Network Data Deduplication Using Pseudo-Time

  Data Deduplication, Networking, Pseudo-Time, Technology


In the last article on the History of Pseudo-Time I mentioned that we use pseudo-time to accelerate network traffic. Network data deduplication is one of those applications. In this article we're going to cover how network data deduplication works; why traditional CDNs don't typically use it; and how we use pseudo-time to provide a more effective form of deduplication.

Network Data Deduplication

Network data deduplication is a WAN optimization technique that reduces the number of bytes sent between two nodes. In the typical use case, you would use WAN accelerator appliances to connect two remote offices.
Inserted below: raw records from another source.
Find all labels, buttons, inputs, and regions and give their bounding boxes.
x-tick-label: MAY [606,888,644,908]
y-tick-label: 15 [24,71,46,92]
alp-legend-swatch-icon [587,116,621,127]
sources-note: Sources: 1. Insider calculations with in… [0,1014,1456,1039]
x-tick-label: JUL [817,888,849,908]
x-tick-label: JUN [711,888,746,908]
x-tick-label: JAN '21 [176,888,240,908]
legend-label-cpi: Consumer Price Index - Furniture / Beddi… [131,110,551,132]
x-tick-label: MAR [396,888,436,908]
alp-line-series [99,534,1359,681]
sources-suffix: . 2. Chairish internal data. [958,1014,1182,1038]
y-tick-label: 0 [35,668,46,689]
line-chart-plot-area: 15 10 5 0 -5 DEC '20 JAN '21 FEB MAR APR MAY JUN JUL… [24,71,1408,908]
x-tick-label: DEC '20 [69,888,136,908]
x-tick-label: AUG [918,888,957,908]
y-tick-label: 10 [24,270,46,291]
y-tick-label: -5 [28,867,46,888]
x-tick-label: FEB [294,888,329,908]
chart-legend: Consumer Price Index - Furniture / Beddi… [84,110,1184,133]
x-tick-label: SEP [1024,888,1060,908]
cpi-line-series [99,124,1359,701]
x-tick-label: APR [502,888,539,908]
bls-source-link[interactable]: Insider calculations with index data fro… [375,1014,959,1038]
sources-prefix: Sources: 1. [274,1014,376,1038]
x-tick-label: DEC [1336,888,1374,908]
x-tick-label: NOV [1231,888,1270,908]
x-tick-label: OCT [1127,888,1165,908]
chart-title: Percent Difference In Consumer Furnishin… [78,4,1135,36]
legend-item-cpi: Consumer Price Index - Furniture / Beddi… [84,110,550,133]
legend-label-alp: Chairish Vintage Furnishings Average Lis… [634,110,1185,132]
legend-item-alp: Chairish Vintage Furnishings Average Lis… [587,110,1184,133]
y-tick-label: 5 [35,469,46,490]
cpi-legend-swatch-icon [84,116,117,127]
When data is sent through the accelerator to the remote office, the accelerator creates a buffer of data sent to and received from the remote accelerator. This buffer is used as a compression dictionary. When data is sent to the remote accelerator, the dictionary is checked for a match (meaning the same segment of data was previously sent to the remote accelerator). That segment of data is replaced with a reference to the segment in the dictionary. When the remote accelerator receives the data, it scans it for segment references and replaces it with the data from the dictionary, thereby recreating the original data.

CDN Issues

While this is a useful application of deduplication, the traditional CDN model introduces some complications.
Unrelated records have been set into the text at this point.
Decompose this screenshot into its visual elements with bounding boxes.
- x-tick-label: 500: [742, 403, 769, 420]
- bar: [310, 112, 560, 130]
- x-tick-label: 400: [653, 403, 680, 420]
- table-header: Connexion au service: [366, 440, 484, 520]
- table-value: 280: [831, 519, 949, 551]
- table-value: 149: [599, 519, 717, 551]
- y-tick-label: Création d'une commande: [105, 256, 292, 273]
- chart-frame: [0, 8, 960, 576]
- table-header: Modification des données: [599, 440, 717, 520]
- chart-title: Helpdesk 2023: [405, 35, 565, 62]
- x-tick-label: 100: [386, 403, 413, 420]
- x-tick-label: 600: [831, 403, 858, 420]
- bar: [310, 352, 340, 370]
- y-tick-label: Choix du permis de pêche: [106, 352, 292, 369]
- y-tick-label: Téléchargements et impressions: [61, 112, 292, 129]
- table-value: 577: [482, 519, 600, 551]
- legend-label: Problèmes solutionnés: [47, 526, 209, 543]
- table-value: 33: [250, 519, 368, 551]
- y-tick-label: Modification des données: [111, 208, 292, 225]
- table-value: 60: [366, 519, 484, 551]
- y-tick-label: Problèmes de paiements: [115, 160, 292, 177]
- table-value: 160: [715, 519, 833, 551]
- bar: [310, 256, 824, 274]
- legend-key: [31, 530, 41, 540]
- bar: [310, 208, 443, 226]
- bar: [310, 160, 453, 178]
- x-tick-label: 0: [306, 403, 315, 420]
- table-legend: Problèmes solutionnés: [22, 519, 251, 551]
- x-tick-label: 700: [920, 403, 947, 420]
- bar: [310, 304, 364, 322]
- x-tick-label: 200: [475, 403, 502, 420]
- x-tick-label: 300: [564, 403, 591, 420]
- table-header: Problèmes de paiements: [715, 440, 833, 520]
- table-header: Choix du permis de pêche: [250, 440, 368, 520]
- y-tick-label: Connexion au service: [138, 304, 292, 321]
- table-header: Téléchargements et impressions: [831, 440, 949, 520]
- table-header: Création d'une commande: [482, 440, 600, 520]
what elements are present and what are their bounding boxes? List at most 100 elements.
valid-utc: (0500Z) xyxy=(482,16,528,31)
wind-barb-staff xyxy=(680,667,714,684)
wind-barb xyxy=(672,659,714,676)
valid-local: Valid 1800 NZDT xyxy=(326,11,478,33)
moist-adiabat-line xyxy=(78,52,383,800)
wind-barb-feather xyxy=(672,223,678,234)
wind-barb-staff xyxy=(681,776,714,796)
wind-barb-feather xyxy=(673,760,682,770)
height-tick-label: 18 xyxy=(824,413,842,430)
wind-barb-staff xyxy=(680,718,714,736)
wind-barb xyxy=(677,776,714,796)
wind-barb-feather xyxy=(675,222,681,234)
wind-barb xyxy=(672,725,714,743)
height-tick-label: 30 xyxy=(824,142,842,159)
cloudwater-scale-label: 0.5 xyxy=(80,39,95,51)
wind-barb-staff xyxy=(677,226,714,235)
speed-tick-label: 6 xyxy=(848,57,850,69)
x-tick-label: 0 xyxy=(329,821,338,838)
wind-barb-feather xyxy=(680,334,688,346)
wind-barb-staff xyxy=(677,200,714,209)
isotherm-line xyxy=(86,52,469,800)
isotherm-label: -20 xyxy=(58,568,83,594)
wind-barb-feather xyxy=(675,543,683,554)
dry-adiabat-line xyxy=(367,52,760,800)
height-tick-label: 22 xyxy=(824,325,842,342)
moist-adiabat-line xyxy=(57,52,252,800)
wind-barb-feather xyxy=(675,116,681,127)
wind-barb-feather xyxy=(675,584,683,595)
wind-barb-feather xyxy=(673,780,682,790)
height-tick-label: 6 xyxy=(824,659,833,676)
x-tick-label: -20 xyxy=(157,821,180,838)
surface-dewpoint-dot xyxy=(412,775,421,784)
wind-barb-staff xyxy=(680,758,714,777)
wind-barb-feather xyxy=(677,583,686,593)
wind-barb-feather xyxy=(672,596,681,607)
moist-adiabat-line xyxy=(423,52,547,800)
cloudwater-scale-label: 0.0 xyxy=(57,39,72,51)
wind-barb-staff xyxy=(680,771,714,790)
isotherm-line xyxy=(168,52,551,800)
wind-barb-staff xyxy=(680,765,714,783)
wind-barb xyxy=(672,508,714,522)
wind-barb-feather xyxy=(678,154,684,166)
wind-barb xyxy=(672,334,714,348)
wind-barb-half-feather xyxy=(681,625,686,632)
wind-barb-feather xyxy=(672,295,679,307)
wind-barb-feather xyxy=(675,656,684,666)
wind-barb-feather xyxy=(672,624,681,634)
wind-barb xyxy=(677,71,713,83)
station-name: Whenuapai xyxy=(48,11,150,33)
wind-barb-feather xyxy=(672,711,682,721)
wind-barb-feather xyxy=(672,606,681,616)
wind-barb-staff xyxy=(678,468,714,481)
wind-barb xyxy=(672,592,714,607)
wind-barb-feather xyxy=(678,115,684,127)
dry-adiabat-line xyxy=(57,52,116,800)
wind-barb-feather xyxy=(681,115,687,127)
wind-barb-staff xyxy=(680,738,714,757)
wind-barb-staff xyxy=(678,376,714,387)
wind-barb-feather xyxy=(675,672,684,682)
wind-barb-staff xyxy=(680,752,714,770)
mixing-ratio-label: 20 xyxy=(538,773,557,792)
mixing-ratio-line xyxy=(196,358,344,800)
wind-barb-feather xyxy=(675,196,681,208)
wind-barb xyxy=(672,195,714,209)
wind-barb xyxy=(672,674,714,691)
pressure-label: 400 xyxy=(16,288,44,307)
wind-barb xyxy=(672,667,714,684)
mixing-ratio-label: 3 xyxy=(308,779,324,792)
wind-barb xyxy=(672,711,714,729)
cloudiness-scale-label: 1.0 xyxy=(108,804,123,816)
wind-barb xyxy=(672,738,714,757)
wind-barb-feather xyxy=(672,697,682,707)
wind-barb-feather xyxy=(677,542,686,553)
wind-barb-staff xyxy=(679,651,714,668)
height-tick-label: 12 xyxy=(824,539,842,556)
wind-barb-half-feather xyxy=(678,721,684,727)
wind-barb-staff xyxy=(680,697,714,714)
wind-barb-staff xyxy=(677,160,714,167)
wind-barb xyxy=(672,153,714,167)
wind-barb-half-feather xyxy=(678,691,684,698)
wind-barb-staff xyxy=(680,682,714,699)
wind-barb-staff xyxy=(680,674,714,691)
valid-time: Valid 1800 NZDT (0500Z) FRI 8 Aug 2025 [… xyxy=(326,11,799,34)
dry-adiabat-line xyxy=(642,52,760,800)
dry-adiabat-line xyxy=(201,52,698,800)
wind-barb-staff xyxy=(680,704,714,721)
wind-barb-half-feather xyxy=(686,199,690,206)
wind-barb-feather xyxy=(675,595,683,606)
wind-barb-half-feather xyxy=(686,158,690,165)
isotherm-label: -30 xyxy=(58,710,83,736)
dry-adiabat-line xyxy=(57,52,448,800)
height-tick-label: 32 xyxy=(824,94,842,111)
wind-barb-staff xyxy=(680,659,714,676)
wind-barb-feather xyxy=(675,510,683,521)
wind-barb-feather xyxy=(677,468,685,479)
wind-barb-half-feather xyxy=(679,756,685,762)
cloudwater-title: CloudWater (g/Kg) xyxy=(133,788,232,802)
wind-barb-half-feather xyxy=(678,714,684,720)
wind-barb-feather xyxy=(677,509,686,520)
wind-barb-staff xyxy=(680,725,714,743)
The first issue is the structure of a traditional CDN. Recall from our article on Web Caching History that CDNs route connections directly from the edge node to the origin server:

Deduplication requires a node on each side of the connection to reassemble the original data. Without a remote node, deduplication cannot be applied. While this network architecture is still generally in use today, there are a few CDNs that have more sophisticated routing.

Assuming the CDN has improved their routing, the next issue is the variability of the data. CDNs are shared resources, transmitting a variety of data from various customers through the same servers. In order to deduplicate data, they must store the compression dictionary in memory. Since memory is a limited resource, the size of the dictionary is dwarfed by the amount of data transmitted from the node. And since that data has high variability, the result is that only a small percentage of traffic can be deduplicated.
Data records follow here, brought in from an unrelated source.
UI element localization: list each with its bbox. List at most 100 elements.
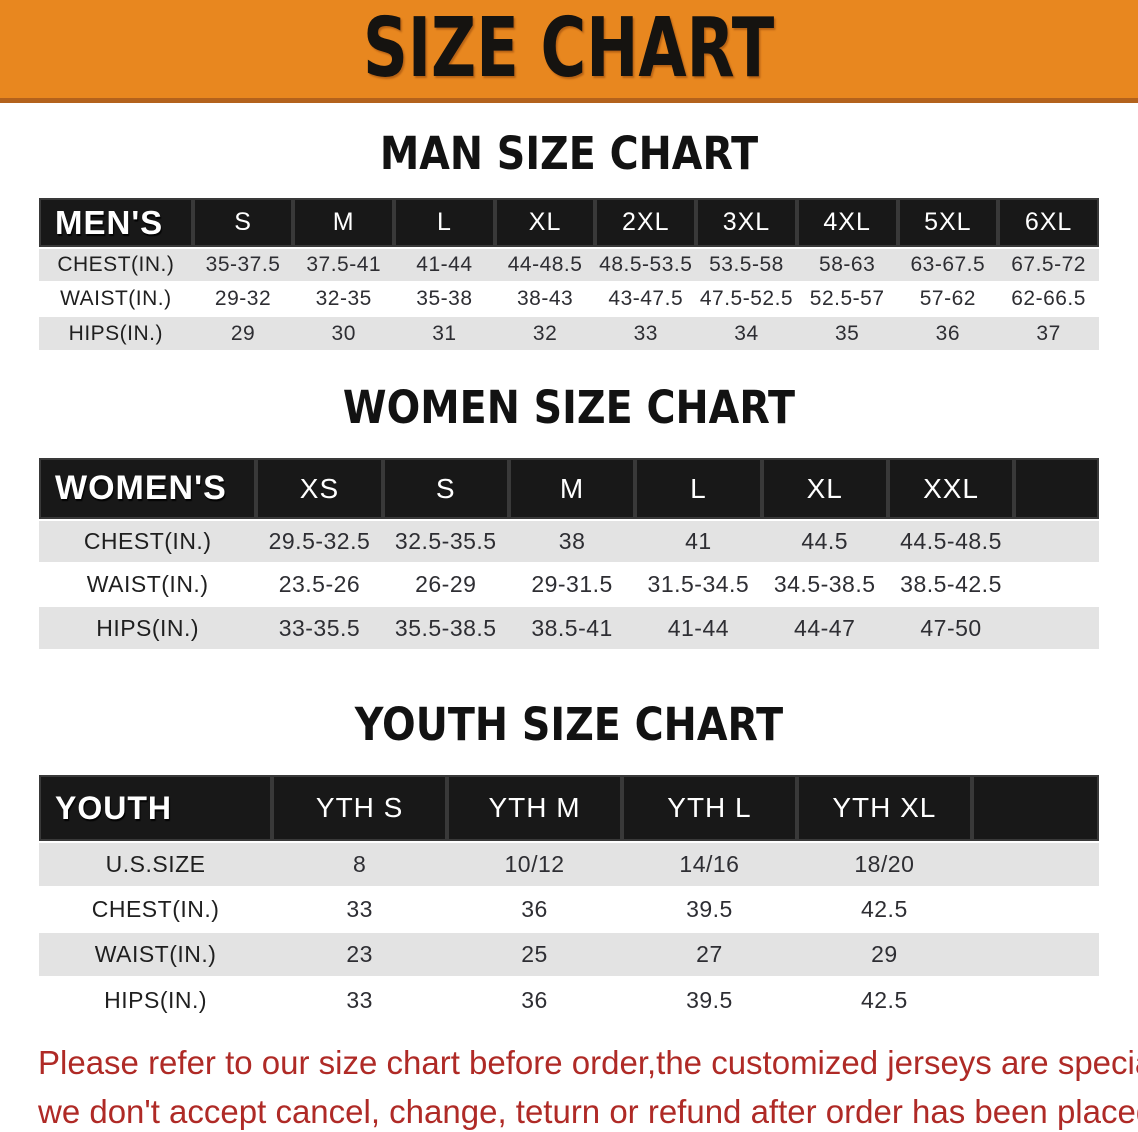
header-filler — [1014, 458, 1099, 520]
size-value-cell: 47-50 — [920, 614, 982, 641]
measure-row-label: HIPS(IN.) — [96, 614, 200, 641]
size-value-cell: 8 — [352, 851, 367, 877]
table-corner-label: MEN'S — [39, 198, 193, 248]
size-value-cell: 33 — [633, 321, 658, 345]
size-value-cell: 18/20 — [854, 851, 915, 877]
size-value-cell: 32.5-35.5 — [394, 528, 497, 554]
size-value-cell: 27 — [696, 941, 723, 967]
size-column-header: XXL — [887, 458, 1015, 520]
row-filler — [1014, 606, 1099, 649]
size-value-cell: 14/16 — [679, 851, 740, 877]
size-value-cell: 39.5 — [686, 896, 733, 922]
row-filler — [972, 842, 1099, 887]
women-size-table: WOMEN'S XS S M L XL XXL CHEST(IN.) 29.5-32.5 32.5… — [39, 458, 1099, 649]
size-value-cell: 29-31.5 — [531, 571, 613, 597]
size-value-cell: 33-35.5 — [278, 614, 361, 641]
table-corner-label: WOMEN'S — [39, 458, 257, 520]
size-value-cell: 35.5-38.5 — [394, 614, 497, 641]
measure-row-label: U.S.SIZE — [105, 851, 206, 877]
size-value-cell: 34 — [734, 321, 759, 345]
size-value-cell: 34.5-38.5 — [773, 571, 876, 597]
size-value-cell: 53.5-58 — [709, 253, 784, 276]
size-column-header: XL — [761, 458, 888, 520]
size-value-cell: 44-48.5 — [507, 253, 583, 276]
size-value-cell: 32-35 — [315, 287, 372, 310]
size-value-cell: 25 — [521, 941, 548, 967]
table-row: WAIST(IN.) 29-32 32-35 35-38 38-43 43-47.5 47.… — [39, 282, 1099, 316]
size-value-cell: 37 — [1036, 321, 1061, 345]
size-column-header: M — [508, 458, 636, 520]
size-value-cell: 29-32 — [214, 287, 272, 310]
size-value-cell: 31.5-34.5 — [647, 571, 750, 597]
size-value-cell: 38.5-42.5 — [900, 571, 1002, 597]
size-column-header: S — [192, 198, 294, 248]
row-filler — [972, 887, 1099, 932]
size-value-cell: 33 — [346, 986, 373, 1013]
size-column-header: L — [394, 198, 495, 248]
size-value-cell: 44.5 — [801, 528, 849, 554]
men-section-heading: MAN SIZE CHART — [379, 127, 759, 180]
row-filler — [972, 932, 1099, 977]
size-value-cell: 36 — [935, 321, 961, 345]
size-column-header: 3XL — [696, 198, 797, 248]
size-column-header: YTH S — [272, 775, 448, 842]
table-row: HIPS(IN.) 33-35.5 35.5-38.5 38.5-41 41-44 44-… — [39, 606, 1099, 649]
notice-line-2: we don't accept cancel, change, teturn o… — [38, 1093, 1138, 1130]
table-row: U.S.SIZE 8 10/12 14/16 18/20 — [39, 842, 1099, 887]
size-column-header: S — [382, 458, 509, 520]
size-value-cell: 36 — [521, 986, 548, 1013]
size-column-header: 6XL — [998, 198, 1099, 248]
youth-size-section: YOUTH SIZE CHART YOUTH YTH S YTH M YTH L YTH… — [0, 698, 1138, 1022]
size-value-cell: 31 — [432, 321, 457, 345]
size-column-header: M — [293, 198, 395, 248]
size-value-cell: 33 — [346, 896, 373, 922]
row-filler — [972, 977, 1099, 1022]
size-column-header: L — [635, 458, 762, 520]
size-value-cell: 47.5-52.5 — [699, 287, 794, 310]
size-value-cell: 23 — [346, 941, 373, 967]
size-value-cell: 52.5-57 — [809, 287, 885, 310]
table-header-row: YOUTH YTH S YTH M YTH L YTH XL — [39, 775, 1099, 842]
size-value-cell: 10/12 — [504, 851, 565, 877]
measure-row-label: CHEST(IN.) — [57, 253, 175, 276]
notice-line-1: Please refer to our size chart before or… — [38, 1044, 1138, 1081]
table-corner-label: YOUTH — [39, 775, 273, 842]
size-value-cell: 29 — [871, 941, 898, 967]
size-value-cell: 62-66.5 — [1011, 287, 1086, 310]
table-header-row: WOMEN'S XS S M L XL XXL — [39, 458, 1099, 520]
size-value-cell: 35 — [834, 321, 860, 345]
measure-row-label: CHEST(IN.) — [83, 528, 212, 554]
row-filler — [1014, 563, 1099, 606]
men-size-section: MAN SIZE CHART MEN'S S M L XL 2XL 3XL 4XL 5XL 6XL… — [0, 127, 1138, 350]
row-filler — [1014, 520, 1099, 563]
size-value-cell: 30 — [331, 321, 356, 345]
size-value-cell: 32 — [532, 321, 558, 345]
youth-size-table: YOUTH YTH S YTH M YTH L YTH XL U.S.SIZE 8 10/12… — [39, 775, 1099, 1022]
size-value-cell: 41 — [685, 528, 712, 554]
size-value-cell: 29 — [230, 321, 256, 345]
measure-row-label: HIPS(IN.) — [104, 986, 208, 1013]
size-value-cell: 41-44 — [667, 614, 730, 641]
size-value-cell: 63-67.5 — [910, 253, 986, 276]
size-column-header: YTH XL — [796, 775, 972, 842]
table-row: HIPS(IN.) 29 30 31 32 33 34 35 36 37 — [39, 316, 1099, 350]
size-value-cell: 38 — [558, 528, 586, 554]
order-notice: Please refer to our size chart before or… — [0, 1038, 1138, 1132]
header-filler — [971, 775, 1099, 842]
table-row: HIPS(IN.) 33 36 39.5 42.5 — [39, 977, 1099, 1022]
measure-row-label: HIPS(IN.) — [68, 321, 164, 345]
youth-section-heading: YOUTH SIZE CHART — [354, 698, 784, 751]
table-header-row: MEN'S S M L XL 2XL 3XL 4XL 5XL 6XL — [39, 198, 1099, 248]
size-value-cell: 38.5-41 — [531, 614, 613, 641]
size-value-cell: 39.5 — [686, 986, 733, 1013]
table-row: CHEST(IN.) 33 36 39.5 42.5 — [39, 887, 1099, 932]
size-value-cell: 48.5-53.5 — [599, 253, 693, 276]
table-row: CHEST(IN.) 35-37.5 37.5-41 41-44 44-48.5 48.5… — [39, 248, 1099, 282]
size-column-header: 5XL — [897, 198, 999, 248]
size-value-cell: 57-62 — [919, 287, 976, 310]
men-size-table: MEN'S S M L XL 2XL 3XL 4XL 5XL 6XL CHEST(IN.) 35-37… — [39, 198, 1099, 350]
size-value-cell: 35-37.5 — [205, 253, 281, 276]
table-row: CHEST(IN.) 29.5-32.5 32.5-35.5 38 41 44.5 44.5… — [39, 520, 1099, 563]
size-value-cell: 58-63 — [819, 253, 876, 276]
measure-row-label: WAIST(IN.) — [94, 941, 217, 967]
To work around this issue, WAN accelerators frequently store data to disk instead of memory. If a CDN used a shared compression dictionary (ie: a single compression dictionary applied to all customers), it could be larger but would only cover a small portion of overall traffic. If they used a dictionary for each customer, each dictionary would be significantly smaller, and as a result cover a small portion of overall traffic. Additionally, only a portion of the entire dictionary could fit in memory at any one time, resulting in a disk read each time the node needed to access another portion of the dictionary. This switching would introduce additional latency.

Given these issues, how do we solve this on our CDN to take advantage of deduplication? Enter pseudo-time.

Deduplication Using Pseudo-Time

Observe that long distance connections through NuevoCloud are routed using at least two edge PoPs:

All of the edge PoPs in our network share the same pseudo-time filesystem. When a request is received, these PoPs create a pseudo-temporal environment (PTE) that they both share. Within the PTE, the only files that exist are those of the zone associated with the request. In a pseudo-time filesystem, the filesystem is capable of representing the data at every point in time (the current time is simply another point in time). This capability allows the filesystem to represent a consistent state, even through the filesystem is in constant change as files are created and destroyed at each node. The PTE allows the two (or more) PoPs to work on the data in a consistent environment, even though they may be thousands of miles apart (prohibiting any form of real time communication).

When the response is read from the origin server, the response is compared against the data in the zone's cache inside the PTE. From this a delta is generated, and sent to the remote PoP. Once there, the remote PoP applies the delta to the data read from the same PTE, recreating the original data. This response--identical to the response from the server--is then sent to the browser.

Using this approach, the entire zone cache becomes the compression dictionary.

Through the use of pseudo-time, we've applied deduplication to more data than was previously possible. Optimizing the data of every customer, no matter the frequency of the data transmitted or the size of the customer's website.

This is one application of our pseudo-time filesystem. In future articles, we'll be describing more networking advances we've made and additional uses of pseudo-time in our network.